Renáta Németh (ELTE Research Center for Computational Social Science): Who knows it better? The task of detecting discrimination using human coding vs. text mining (co-authors: Jakab Buda (ELTE TáTK, ELTE RC2S2) and Bori Simonovits (ELTE PPK)) – ELTE Research Center for Computational Social Science

In our study we assess the responsiveness of Hungarian local governments to requests for information by Roma and non-Roma clients, relying on a nationwide email study that applied a randomized controlled trial design.

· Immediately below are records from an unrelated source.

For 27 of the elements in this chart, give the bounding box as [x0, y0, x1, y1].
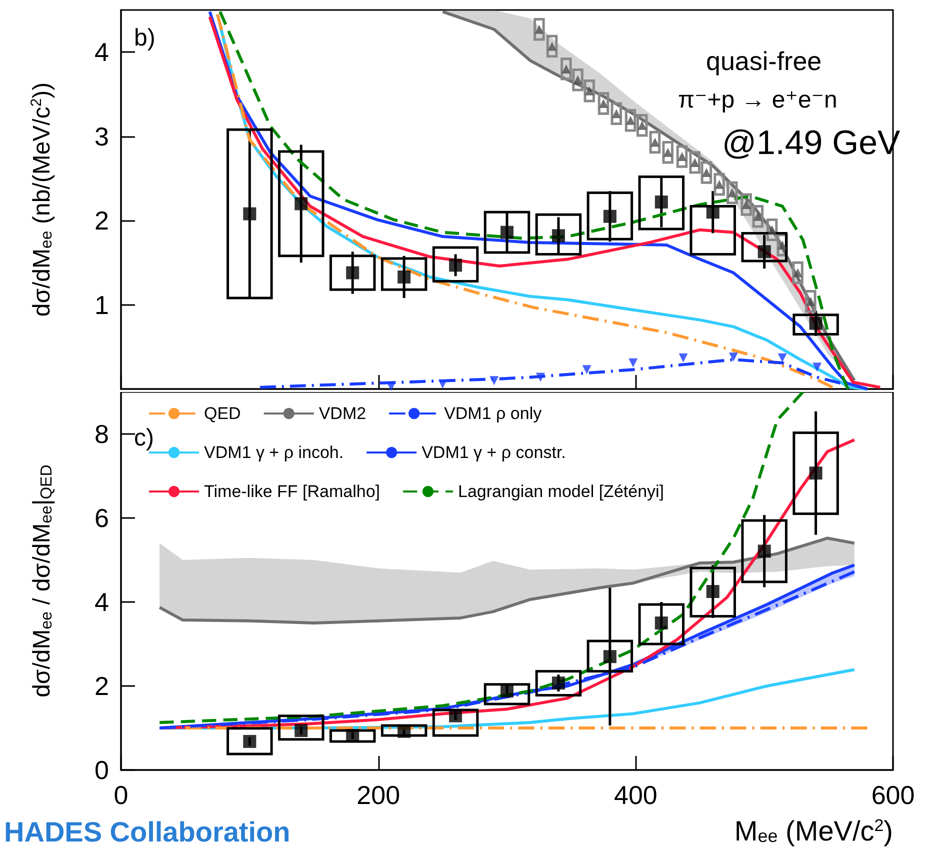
- annotation: b): [134, 24, 156, 52]
- y-tick-label: 4: [94, 587, 109, 617]
- legend-label: QED: [204, 404, 241, 423]
- y-tick-label: 3: [94, 121, 109, 152]
- y-axis-title: dσ/dMee (nb/(MeV/c2)): [28, 82, 56, 317]
- annotation: π⁻+p → e⁺e⁻n: [678, 86, 838, 114]
- x-tick-label: 400: [614, 780, 658, 810]
- annotation: quasi-free: [706, 46, 822, 76]
- legend-label: Time-like FF [Ramalho]: [204, 482, 380, 501]
- y-tick-label: 8: [94, 419, 109, 449]
- legend-label: VDM1 γ + ρ constr.: [422, 443, 566, 462]
- y-tick-label: 2: [94, 206, 109, 236]
- y-axis-title: dσ/dMee / dσ/dMee|QED: [28, 464, 56, 698]
- y-tick-label: 0: [94, 755, 109, 785]
- x-tick-label: 0: [114, 780, 128, 810]
- legend-label: Lagrangian model [Zétényi]: [458, 482, 664, 501]
- annotation: c): [134, 424, 154, 452]
- legend-label: VDM2: [318, 404, 366, 423]
- x-tick-label: 600: [871, 780, 915, 810]
- legend-label: VDM1 γ + ρ incoh.: [204, 443, 344, 462]
- y-tick-label: 2: [94, 671, 109, 701]
- y-tick-label: 4: [94, 37, 109, 68]
- text: HADES Collaboration: [4, 816, 290, 848]
- y-tick-label: 1: [94, 290, 109, 320]
- y-tick-label: 6: [94, 503, 109, 533]
- x-tick-label: 200: [356, 780, 400, 810]
- legend-label: VDM1 ρ only: [444, 404, 542, 423]
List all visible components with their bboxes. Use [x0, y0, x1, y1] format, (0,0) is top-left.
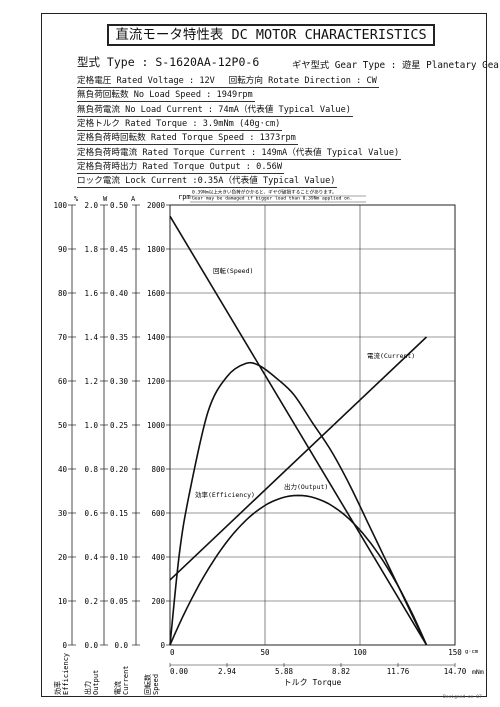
spec-no-load-current: 無負荷電流 No Load Current : 74mA（代表値 Typical… — [77, 105, 353, 117]
x-axis-title: トルク Torque — [284, 678, 342, 687]
x-tick-gcm: 150 — [448, 648, 462, 657]
x-tick-mnm: 2.94 — [218, 667, 237, 676]
tick-label-rpm: 800 — [151, 465, 165, 474]
tick-label-%: 20 — [58, 553, 68, 562]
chart-axes: 0200400600800100012001400160018002000rpm… — [53, 193, 484, 695]
tick-label-W: 2.0 — [84, 201, 98, 210]
tick-label-W: 0.4 — [84, 553, 98, 562]
series-line-speed — [169, 215, 428, 646]
axis-title: Efficiency — [62, 653, 70, 695]
tick-label-rpm: 400 — [151, 553, 165, 562]
tick-label-A: 0.0 — [114, 641, 128, 650]
tick-label-%: 60 — [58, 377, 68, 386]
tick-label-rpm: 1600 — [147, 289, 166, 298]
warning-jp: 0.39Nm以上大きい負荷がかかると、ギヤが破損することがあります。 — [192, 189, 337, 196]
x-tick-mnm: 8.82 — [332, 667, 350, 676]
sheet-frame — [41, 13, 487, 697]
tick-label-A: 0.40 — [110, 289, 129, 298]
series-line-efficiency — [169, 361, 428, 646]
tick-label-W: 1.6 — [84, 289, 98, 298]
tick-label-A: 0.35 — [110, 333, 128, 342]
tick-label-A: 0.30 — [110, 377, 129, 386]
tick-label-%: 50 — [58, 421, 68, 430]
spec-rated-current: 定格負荷時電流 Rated Torque Current : 149mA（代表値… — [77, 148, 402, 160]
tick-label-rpm: 1000 — [147, 421, 166, 430]
axis-unit-rpm: rpm — [178, 193, 191, 201]
tick-label-%: 10 — [58, 597, 68, 606]
tick-label-rpm: 1800 — [147, 245, 166, 254]
chart-labels: 回転(Speed) 電流(Current) 出力(Output) 効率(Efficie… — [195, 267, 415, 499]
tick-label-%: 100 — [53, 201, 67, 210]
x-tick-mnm: 11.76 — [387, 667, 410, 676]
tick-label-A: 0.45 — [110, 245, 128, 254]
spec-rated-voltage: 定格電圧 Rated Voltage : 12V 回転方向 Rotate Dir… — [77, 76, 379, 88]
gear-type: ギヤ型式 Gear Type : 遊星 Planetary Gear — [292, 60, 500, 71]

Two methods were used in parallel to evaluate the response emails in parallel: traditional qualitative coding and machine learning (ML). Both methods provided evidence of attention discrimination. Our ML models worked significantly better compared to random classification, confirming the differential treatment of Roma clients. The most important predictors showed that the answers sent to ostensibly Roma clients are not only shorter, but their tone is less polite and more reserved, supporting the idea of attention discrimination. A higher level of attention discrimination is detectable against male senders, and in smaller settlements.
We show that it is possible to detect discrimination in textual data in an automated way without human coding, and that ML may detect linguistic features of discrimination that human coders may not recognize. To the best of our knowledge, our study is the first attempt to assess discrimination using ML techniques.